Proceedings of TDWG, 2007

The Role of Ontologies in the TDWG Architecture

Roger Hyam

Abstract


The TDWG Standards Architecture is based on three pillars.
1) An ontology or ontologies,
2) A series of exchange protocols and associated message formats, and
3) The use of Globally Unique Identifiers for primary data objects.
The nature of the ontology and how it integrates with the exchange protocols and GUIDs is discussed here. The justification of the overall structure of the architecture was given in an earlier talk “TDWG Standards Architecture - What and Why”. A specific example of the application of the ontology is given is a later talk “RDF over TAPIR”.

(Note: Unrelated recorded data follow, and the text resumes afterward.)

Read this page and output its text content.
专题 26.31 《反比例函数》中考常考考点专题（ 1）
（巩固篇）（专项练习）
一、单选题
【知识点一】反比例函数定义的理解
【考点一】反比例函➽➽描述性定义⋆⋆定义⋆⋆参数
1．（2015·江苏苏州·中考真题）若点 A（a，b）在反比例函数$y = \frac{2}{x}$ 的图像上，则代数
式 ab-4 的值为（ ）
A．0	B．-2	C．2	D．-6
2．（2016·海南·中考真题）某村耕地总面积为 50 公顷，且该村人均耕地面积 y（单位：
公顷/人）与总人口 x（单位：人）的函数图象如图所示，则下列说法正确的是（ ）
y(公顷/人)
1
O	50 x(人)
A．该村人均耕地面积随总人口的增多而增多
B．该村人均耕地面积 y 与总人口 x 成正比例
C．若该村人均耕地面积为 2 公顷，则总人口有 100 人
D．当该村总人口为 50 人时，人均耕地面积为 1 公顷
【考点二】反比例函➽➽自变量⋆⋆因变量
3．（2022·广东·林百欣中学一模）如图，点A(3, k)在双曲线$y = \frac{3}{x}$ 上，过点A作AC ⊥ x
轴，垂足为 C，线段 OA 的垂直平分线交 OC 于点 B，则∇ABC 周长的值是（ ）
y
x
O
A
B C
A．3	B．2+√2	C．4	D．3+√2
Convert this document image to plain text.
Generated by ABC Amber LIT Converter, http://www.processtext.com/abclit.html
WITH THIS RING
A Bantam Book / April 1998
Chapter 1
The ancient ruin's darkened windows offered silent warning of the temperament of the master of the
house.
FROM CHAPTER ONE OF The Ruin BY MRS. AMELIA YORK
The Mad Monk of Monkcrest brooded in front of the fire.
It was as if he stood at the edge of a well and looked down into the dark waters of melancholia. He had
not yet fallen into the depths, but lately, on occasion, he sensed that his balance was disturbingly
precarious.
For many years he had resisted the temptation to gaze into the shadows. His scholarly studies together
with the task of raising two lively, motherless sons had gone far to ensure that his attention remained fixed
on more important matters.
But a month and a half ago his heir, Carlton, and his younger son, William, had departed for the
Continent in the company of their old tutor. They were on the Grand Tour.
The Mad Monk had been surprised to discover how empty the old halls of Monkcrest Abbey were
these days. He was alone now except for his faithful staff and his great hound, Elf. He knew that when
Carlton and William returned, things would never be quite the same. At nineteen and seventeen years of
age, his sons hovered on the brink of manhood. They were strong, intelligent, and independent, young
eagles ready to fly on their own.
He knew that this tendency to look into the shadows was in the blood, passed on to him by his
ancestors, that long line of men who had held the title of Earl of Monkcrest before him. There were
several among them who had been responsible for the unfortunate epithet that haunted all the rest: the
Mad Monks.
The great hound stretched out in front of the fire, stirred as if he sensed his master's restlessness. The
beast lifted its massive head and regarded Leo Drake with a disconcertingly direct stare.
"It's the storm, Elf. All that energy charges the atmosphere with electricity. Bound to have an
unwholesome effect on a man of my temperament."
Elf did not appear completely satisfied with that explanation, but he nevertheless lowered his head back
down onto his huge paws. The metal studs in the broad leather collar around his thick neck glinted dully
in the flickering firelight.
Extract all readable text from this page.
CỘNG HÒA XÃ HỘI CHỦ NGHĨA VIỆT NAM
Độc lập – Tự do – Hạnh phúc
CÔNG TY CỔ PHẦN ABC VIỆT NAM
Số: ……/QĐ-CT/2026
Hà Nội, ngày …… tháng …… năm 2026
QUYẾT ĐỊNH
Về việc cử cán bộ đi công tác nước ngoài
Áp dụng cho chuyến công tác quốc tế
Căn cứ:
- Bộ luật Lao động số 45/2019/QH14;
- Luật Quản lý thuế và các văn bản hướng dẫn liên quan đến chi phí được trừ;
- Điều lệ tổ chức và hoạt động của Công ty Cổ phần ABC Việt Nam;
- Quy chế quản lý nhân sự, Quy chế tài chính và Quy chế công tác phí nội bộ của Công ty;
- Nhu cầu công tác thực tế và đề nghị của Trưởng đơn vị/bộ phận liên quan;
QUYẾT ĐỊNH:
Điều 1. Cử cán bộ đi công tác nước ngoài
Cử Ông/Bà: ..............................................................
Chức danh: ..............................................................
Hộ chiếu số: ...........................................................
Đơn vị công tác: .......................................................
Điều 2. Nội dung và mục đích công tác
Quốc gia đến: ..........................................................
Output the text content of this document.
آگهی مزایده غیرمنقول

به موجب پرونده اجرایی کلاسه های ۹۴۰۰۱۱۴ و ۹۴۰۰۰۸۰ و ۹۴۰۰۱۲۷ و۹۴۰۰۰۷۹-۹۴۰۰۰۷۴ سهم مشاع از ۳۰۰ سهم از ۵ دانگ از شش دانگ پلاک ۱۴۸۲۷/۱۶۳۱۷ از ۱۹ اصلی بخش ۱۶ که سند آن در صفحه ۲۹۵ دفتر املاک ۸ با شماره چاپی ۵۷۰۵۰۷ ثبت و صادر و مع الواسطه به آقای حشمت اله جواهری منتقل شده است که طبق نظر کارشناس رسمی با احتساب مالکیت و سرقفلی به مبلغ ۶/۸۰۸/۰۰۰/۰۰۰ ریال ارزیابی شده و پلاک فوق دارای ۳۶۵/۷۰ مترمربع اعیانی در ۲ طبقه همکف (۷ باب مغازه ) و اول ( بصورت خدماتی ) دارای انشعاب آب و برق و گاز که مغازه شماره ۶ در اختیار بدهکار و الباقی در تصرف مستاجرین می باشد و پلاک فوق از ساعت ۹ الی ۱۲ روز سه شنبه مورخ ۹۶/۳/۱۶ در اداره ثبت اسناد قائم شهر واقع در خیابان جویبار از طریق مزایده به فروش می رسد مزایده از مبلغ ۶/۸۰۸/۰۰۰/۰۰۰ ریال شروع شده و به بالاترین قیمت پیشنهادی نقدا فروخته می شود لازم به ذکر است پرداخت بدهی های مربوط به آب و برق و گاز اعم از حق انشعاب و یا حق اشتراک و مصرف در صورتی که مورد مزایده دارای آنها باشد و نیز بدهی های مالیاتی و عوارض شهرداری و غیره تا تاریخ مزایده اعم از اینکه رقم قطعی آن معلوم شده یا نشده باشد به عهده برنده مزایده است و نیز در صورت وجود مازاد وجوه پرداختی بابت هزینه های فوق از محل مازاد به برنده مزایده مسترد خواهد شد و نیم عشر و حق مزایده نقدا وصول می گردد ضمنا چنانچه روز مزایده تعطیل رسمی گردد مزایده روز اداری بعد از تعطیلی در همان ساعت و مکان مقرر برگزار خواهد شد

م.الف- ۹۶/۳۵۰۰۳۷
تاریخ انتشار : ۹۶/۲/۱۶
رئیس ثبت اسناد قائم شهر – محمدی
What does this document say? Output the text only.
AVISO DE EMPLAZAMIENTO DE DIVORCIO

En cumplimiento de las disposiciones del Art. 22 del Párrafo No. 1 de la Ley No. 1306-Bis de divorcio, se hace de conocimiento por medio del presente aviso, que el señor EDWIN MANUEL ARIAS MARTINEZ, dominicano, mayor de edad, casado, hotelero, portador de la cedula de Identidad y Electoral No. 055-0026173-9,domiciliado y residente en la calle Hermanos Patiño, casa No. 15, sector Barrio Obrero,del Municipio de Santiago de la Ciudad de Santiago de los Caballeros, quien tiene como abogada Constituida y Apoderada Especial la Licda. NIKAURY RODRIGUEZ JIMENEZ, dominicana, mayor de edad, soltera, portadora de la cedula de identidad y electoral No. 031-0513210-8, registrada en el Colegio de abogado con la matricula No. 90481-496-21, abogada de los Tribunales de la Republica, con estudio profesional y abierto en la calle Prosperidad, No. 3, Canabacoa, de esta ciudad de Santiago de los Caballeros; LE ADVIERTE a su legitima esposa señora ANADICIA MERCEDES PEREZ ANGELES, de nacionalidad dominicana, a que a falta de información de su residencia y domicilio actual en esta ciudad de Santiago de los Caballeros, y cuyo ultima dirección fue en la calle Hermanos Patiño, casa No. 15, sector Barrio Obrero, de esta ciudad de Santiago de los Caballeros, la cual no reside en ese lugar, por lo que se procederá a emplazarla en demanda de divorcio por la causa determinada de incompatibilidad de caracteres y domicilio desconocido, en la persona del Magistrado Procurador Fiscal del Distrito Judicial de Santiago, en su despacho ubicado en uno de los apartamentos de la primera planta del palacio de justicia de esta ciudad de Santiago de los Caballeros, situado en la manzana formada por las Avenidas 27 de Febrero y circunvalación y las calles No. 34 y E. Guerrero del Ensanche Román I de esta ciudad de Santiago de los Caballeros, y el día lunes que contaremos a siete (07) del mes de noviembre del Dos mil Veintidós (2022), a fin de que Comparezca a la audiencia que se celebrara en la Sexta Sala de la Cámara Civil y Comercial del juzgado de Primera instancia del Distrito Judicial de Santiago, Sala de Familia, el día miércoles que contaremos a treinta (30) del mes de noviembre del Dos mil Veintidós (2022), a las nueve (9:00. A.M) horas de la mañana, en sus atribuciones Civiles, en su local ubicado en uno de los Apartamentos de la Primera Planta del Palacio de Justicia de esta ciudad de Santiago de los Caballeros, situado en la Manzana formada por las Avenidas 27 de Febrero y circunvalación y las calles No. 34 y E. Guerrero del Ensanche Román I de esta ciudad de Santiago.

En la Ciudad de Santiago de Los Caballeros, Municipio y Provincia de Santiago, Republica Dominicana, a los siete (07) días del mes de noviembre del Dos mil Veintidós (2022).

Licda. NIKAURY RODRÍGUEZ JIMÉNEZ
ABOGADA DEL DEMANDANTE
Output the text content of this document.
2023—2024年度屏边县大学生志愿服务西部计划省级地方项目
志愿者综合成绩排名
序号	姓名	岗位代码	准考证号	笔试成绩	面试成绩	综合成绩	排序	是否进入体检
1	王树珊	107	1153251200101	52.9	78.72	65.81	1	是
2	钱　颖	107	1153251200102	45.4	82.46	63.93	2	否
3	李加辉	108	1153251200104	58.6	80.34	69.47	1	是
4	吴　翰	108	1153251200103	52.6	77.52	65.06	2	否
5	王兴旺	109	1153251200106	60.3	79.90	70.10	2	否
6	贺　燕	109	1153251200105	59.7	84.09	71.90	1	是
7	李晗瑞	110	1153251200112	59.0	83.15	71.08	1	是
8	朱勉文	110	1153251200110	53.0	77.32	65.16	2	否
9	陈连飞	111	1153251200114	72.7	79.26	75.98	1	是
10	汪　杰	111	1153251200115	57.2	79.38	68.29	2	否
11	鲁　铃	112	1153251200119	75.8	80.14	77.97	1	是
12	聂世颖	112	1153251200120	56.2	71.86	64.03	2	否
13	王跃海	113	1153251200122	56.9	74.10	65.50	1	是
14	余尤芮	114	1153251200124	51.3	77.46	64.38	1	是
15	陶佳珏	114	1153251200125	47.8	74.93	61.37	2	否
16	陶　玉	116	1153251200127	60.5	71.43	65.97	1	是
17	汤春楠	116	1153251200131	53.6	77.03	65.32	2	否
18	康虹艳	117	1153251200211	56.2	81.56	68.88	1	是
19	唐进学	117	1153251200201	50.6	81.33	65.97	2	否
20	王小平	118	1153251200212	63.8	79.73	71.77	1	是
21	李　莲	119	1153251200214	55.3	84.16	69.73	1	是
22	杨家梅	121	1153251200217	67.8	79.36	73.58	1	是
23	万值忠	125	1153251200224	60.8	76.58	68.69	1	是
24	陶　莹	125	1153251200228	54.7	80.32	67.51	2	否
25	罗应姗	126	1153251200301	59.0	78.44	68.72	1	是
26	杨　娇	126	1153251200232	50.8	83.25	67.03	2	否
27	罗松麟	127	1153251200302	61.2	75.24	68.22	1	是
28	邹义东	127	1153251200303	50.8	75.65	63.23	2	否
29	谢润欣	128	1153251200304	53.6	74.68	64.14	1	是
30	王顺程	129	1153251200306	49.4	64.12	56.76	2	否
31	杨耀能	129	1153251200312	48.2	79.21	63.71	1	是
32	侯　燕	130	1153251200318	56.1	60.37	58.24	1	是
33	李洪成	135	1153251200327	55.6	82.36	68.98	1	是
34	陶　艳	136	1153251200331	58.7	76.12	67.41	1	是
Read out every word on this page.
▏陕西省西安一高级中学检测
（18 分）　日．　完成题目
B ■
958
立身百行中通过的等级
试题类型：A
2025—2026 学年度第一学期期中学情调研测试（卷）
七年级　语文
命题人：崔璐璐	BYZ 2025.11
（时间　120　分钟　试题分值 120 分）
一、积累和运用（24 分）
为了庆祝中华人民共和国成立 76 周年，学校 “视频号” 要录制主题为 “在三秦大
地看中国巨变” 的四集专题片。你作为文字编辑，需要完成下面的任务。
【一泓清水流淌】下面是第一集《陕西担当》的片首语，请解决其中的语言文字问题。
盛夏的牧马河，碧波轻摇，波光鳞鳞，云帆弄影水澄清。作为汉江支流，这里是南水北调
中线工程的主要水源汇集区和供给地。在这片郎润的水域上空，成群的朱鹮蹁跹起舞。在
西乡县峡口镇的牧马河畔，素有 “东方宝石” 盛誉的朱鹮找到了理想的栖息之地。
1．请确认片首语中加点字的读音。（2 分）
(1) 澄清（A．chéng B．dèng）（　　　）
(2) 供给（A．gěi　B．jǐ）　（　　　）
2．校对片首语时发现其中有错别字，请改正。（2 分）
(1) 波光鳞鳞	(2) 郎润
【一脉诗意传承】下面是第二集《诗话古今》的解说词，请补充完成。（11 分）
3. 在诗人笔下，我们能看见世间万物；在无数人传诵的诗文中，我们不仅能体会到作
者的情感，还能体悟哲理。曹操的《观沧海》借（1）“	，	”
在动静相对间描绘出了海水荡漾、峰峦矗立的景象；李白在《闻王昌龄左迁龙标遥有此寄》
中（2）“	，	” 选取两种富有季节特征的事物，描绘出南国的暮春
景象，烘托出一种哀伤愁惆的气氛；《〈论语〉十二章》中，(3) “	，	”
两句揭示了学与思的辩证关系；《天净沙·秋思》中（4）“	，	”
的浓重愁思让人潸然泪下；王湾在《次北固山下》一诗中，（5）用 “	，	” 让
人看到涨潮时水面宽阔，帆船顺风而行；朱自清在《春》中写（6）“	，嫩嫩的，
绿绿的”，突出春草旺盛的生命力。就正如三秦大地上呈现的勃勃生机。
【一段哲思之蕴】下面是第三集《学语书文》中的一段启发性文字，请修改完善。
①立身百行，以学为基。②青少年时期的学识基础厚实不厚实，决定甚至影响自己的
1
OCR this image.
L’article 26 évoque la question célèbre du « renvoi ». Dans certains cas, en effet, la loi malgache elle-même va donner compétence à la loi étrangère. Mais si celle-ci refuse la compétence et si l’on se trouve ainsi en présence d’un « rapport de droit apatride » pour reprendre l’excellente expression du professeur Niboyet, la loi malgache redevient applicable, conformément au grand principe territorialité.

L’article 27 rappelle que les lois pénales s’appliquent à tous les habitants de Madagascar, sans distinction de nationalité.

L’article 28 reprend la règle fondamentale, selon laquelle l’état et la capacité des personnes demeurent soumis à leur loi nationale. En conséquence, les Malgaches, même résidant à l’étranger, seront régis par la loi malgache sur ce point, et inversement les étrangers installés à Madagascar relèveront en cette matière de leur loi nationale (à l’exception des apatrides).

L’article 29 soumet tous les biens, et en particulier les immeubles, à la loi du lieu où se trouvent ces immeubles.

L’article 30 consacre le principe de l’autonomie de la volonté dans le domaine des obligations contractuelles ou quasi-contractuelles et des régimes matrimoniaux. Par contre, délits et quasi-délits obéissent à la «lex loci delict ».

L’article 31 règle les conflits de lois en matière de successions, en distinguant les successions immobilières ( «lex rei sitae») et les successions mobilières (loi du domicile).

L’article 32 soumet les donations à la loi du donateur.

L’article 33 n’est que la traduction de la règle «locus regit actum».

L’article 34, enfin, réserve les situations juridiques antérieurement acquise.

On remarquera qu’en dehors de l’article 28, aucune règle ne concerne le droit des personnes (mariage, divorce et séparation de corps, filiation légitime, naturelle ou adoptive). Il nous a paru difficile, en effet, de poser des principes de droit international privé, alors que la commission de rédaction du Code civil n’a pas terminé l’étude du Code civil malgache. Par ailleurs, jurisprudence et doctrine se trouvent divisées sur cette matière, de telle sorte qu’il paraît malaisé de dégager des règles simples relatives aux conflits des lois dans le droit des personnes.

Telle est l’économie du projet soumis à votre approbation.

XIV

Prior to the TDWG standards architecture, data exchange was based solely on passing XML documents. This is good for federation networks but it is not as suitable for sharing different types of data across generic bus-type architecture – which is emerging as the primary use case. Combining documents is difficult because the meaning of the elements within the documents depends on their context. If we initially model the shared data as an ontology of linked classes of objects rather than documents it becomes possible to construct documents, from the perspective of different base classes that map directly to the ontology. Clients can then combine documents from different perspectives (and of different formats) because the documents are composed of serializations of objects that are typed in the ontology and the clients understand the ontology.

Applying the principle of separation of concerns, it is possible for the definition of the validity of the documents exchanged to be defined outside the ontology. The ontology can be used to specify the meaning of the namespaces whilst XML Schemas (or some other technology) can be used to specify valid document structures for any particular exchange application. An ontology is therefore central to unifying disparate application schemas.

Last year a team lead by Jessie Kennedy and including representatives from across TDWG interest groups developed an initial high level ontology of the biodiversity domain. This ontology is available through the TAG Wiki. Creating the ontology was a valuable exercise but everyone involved recognised it needed more work before it could be put to production use. At the same time a programme was actively rolling out LSID (Life Science Identifiers) authorities. The meta-data returned by LSIDs are in RDF format and, to be useful, requires an RDF vocabulary or ontology that at least defines the object types. The TDWG ontology was not going to be developed to a sufficient level of detail in the allotted time. The decision was therefore taken to develop a series of smaller ontologies that could serve as an application layer within the larger TDWG ontology and to only loosely link them into the more general or higher classes in the ontology. These two ontologies are referred to as the “LSID Vocabularies” and the “Current TDWG Ontology”.

The LSID Vocabularies are now entering production use and, in due course, there will be a requirement for them to be linked to a higher level ontology so as to permit inference. Here, I propose that this link is not made but that a separation of concerns is again followed. There are multiple ways in which the basic classes of exchanged data could be related. No one set of these relationships is suitable for all applications. It is therefore important not to impose a top-down interpretation of the data but to allow for the possibility of multiple higher level classifications of which the Current TDWG Ontology may only be one.